Background
Non-alcoholic fatty liver disease (NAFLD) is an umbrella term that describes two subtypes of liver disease: non-alcoholic fatty liver (NAFL) and non-alcoholic steatohepatitis (NASH).1 2 NAFL is characterised by fat accumulation (steatosis) in the liver without significant inflammation. NASH is a more severe form of NAFLD and is characterised by steatosis with inflammation and fibrosis, which can progress to cirrhosis.1 The prevalence of NAFLD in the USA is estimated to be 24%–26% of adults, of whom an estimated 20%–30% have NASH.3
The transition from simple hepatic steatosis to NASH is a crucial point in the development of severe liver disease, putting patients at higher risk for fibrosis and progression to chronic liver disease.4 Nevertheless, NASH is often underdiagnosed in clinical practice.5–7 This may be due to several factors. First, there is a lack of clear patient symptoms and reliable biomarkers to help identify NASH,8 9 and there are no universal routine screening standards.10 Second, liver biopsy is the gold standard for NASH diagnosis but is costly, invasive, complicated by sampling errors and requires a specialist to perform.4 11 Finally, despite ongoing clinical trials, there are currently no approved pharmacological treatments for NASH outside of India.12 Thus, detection of NASH remains a challenge and reliable diagnostic tools, including minimal or even non-invasive techniques, are warranted.

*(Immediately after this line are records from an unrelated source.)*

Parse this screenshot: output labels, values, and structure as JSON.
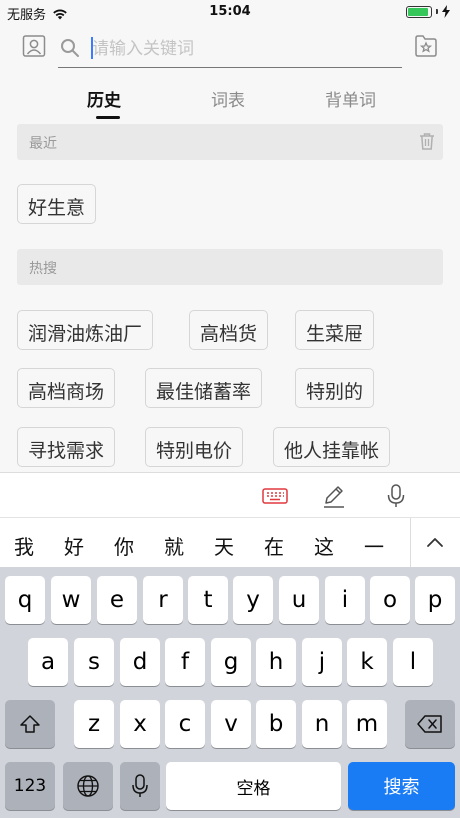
{
  "status": {
    "carrier": "无服务",
    "time": "15:04",
    "battery_level": 0.9,
    "battery_color": "#35c759"
  },
  "header": {
    "search_placeholder": "请输入关键词",
    "left_icon": "contact-card-icon",
    "right_icon": "favorites-icon",
    "search_icon": "search-icon"
  },
  "tabs": [
    {
      "label": "历史",
      "active": true
    },
    {
      "label": "词表",
      "active": false
    },
    {
      "label": "背单词",
      "active": false
    }
  ],
  "recent": {
    "title": "最近",
    "items": [
      "好生意"
    ]
  },
  "hot": {
    "title": "热搜",
    "items": [
      "润滑油炼油厂",
      "高档货",
      "生菜屉",
      "高档商场",
      "最佳储蓄率",
      "特别的",
      "寻找需求",
      "特别电价",
      "他人挂靠帐"
    ]
  },
  "toolbar": {
    "icons": [
      "keyboard-icon",
      "pencil-icon",
      "microphone-icon"
    ],
    "active_color": "#e0393e"
  },
  "candidates": [
    "我",
    "好",
    "你",
    "就",
    "天",
    "在",
    "这",
    "一"
  ],
  "keyboard": {
    "row1": [
      "q",
      "w",
      "e",
      "r",
      "t",
      "y",
      "u",
      "i",
      "o",
      "p"
    ],
    "row2": [
      "a",
      "s",
      "d",
      "f",
      "g",
      "h",
      "j",
      "k",
      "l"
    ],
    "row3": [
      "z",
      "x",
      "c",
      "v",
      "b",
      "n",
      "m"
    ],
    "numbers_label": "123",
    "space_label": "空格",
    "search_label": "搜索",
    "accent": "#1a7cf5"
  }
}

Machine learning (ML) with real-world data may help address the underdiagnosis of common and rare diseases. We recently demonstrated the application of ML in a retrospective case–control cohort study based on a US claims database to identify patients with undiagnosed hepatitis C virus.13 For the detection of NASH, studies have yielded encouraging results using metabolomics,14–17 electronic health records18–20 or combined clinical-claims data.21 The use case of each approach may be influenced by the chosen data type, characteristics of the model training population or the targeted application to patients with documented NAFL. Continuing to build on these efforts will further enable ML approaches to facilitate NASH detection.
This study examined supervised ML using medical claims as a non-invasive strategy to identify patients with likely NASH who might benefit from appropriate clinical follow-up such as monitoring or diagnostic screening. We used a retrospective rolling cross-sectional study design22 by taking multiple snapshots of patient prescription and medical claim histories to emulate patient data during real-world deployment while providing examples of patients with NASH for model training at different points in the patient journey prior to diagnosis. We also evaluated both knowledge-driven (‘hypothesis-driven’) and automated data-driven strategies in developing clinical predictors for NASH detection.